Thermal Deburr Same as above, but the process is done in an oven. The casting's surface color and finish does not change significantly.
Shot Blast Shot Blasting is a process whereby the casting is blasted with steel media. This removes any surface discolorations, and light heat checking. The die cast surface ends up having an even, matt finish. The part will look cosmetically pleasing.
Machining Machining is probably the most common of all secondary operations. It is used to make a part usable in an assembly. For example, threads can be added, surfaces can be milled flat to within thousands, or large diameters can be bored to add seal rings or gears in them. Machining and casting are integral to the manufacture of aluminum components in practically any industry that uses cast aluminum parts.
Broaching A spline is a feature that gets commonly broached in a die casting.
Powder Coating Adds color - practically any color is possible.
Anodize Adds corrosion resistance to a part so that it can survive salt or corrosive atmospheres. This process can also be used to improve surface hardness, allow dyeing, improve lubrication, or improve adhesion. Specifically, the process increases the thickness of the oxide layer on the surfaces of metals, including aluminum alloys. The particular anodize process and/or color to be used is typically specified on the print as a MIL specification.
Chemical Film / Yellow Chromate Chemical Film, or chromate conversion, produces very similar results to anodizing in an aluminum casting, however, whereas anodizing simply increases the thickness of the oxide layer on a metal, chemical film adds a chromate conversion film that minimizes surface oxidation, corrosion, and allows for improved adhesion and painting.
Plating Plating can be added to a part after it is polished. Plating tends to be much more economical in zinc than in aluminum. Plating can add a deep, lustrous mirror finish to a casting. For example die castings are commonly platted with a chrome, or nickel finish.

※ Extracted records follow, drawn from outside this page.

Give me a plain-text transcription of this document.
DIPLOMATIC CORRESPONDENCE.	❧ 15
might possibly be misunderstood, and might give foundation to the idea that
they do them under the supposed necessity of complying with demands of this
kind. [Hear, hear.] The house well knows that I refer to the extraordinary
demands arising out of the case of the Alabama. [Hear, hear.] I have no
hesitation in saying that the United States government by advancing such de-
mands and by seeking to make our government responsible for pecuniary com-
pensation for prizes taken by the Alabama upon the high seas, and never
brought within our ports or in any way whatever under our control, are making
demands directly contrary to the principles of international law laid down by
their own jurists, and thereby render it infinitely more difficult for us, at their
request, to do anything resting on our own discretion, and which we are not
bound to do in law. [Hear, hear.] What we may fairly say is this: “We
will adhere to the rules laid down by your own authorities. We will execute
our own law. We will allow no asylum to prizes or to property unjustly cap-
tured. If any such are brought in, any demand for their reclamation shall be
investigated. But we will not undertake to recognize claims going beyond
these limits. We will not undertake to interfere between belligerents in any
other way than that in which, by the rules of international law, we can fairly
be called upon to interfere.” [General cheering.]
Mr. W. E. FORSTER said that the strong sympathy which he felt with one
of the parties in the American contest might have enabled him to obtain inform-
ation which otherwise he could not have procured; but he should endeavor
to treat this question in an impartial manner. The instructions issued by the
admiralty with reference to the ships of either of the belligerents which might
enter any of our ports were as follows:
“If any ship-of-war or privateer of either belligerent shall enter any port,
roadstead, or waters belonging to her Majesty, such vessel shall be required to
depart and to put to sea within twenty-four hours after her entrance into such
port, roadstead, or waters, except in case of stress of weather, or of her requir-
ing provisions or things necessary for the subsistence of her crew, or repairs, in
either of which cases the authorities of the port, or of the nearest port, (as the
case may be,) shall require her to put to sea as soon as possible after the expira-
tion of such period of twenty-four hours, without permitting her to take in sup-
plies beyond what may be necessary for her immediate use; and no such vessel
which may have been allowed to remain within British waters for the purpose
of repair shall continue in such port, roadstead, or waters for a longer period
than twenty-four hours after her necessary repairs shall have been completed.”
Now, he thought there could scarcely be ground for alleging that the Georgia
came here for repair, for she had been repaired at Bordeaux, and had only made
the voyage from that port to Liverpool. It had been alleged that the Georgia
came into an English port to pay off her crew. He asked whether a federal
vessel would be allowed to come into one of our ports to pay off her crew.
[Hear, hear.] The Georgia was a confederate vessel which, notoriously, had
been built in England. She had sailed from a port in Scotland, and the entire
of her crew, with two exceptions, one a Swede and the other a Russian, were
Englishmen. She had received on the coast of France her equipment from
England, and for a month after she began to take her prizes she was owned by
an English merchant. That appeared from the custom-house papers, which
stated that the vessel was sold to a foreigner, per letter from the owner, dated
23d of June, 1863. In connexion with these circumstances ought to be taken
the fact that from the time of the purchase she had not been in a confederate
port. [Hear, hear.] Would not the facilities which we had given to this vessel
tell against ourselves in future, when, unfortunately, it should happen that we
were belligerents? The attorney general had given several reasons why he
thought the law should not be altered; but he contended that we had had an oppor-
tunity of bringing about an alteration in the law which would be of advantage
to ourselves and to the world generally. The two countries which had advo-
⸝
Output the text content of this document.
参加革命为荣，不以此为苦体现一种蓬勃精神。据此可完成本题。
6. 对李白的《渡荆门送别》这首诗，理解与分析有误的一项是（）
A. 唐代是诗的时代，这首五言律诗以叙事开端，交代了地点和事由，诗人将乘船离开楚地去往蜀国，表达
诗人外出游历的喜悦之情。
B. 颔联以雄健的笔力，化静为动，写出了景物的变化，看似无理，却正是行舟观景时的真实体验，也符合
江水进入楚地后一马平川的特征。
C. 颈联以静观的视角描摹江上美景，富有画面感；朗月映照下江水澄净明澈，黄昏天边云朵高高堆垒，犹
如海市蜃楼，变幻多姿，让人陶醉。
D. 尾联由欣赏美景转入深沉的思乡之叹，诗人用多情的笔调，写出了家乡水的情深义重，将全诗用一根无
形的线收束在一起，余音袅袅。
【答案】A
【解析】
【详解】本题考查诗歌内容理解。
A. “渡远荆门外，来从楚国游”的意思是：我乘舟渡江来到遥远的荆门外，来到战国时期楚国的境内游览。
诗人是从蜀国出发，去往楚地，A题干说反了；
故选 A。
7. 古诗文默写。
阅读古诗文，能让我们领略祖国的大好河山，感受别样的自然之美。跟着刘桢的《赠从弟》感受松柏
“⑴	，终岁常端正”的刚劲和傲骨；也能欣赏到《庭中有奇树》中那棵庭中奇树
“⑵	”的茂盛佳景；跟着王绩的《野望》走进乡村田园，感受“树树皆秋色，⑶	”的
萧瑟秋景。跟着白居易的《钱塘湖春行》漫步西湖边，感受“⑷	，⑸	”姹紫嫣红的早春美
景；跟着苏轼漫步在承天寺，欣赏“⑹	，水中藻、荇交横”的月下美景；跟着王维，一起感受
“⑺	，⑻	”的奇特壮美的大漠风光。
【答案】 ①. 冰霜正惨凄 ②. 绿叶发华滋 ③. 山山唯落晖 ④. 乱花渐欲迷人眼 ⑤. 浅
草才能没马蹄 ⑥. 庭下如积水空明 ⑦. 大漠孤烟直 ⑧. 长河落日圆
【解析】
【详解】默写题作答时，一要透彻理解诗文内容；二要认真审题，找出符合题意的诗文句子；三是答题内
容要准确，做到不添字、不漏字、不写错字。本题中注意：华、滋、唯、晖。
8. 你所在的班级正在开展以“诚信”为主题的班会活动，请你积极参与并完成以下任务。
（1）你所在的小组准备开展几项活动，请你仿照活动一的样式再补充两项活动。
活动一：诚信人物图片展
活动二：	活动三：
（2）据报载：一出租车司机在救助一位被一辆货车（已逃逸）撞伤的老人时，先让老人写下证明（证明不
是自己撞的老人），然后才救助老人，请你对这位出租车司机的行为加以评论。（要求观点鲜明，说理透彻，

Impregnation Impregnation is a common process used to make die castings pressure tight. It is commonly performed in a vacuum. The process impregnates the die casting with a polymer resin that seeps into any micro cracks or micro porosity present in the casting and seals them. Depending on the pressure requirements, multiple impregnations may be needed.
Heat Treatment Heat treating is usually done to increase the hardness, and therefore the UTS of a casting. Heat treatment is a tricky process in die casting since it may expose internal defects such as porosity, as evidenced by blistering. High pressure die castings can be treated up to a T5 with little complications. High Pressure die castings are very difficult to heat treat to a T6.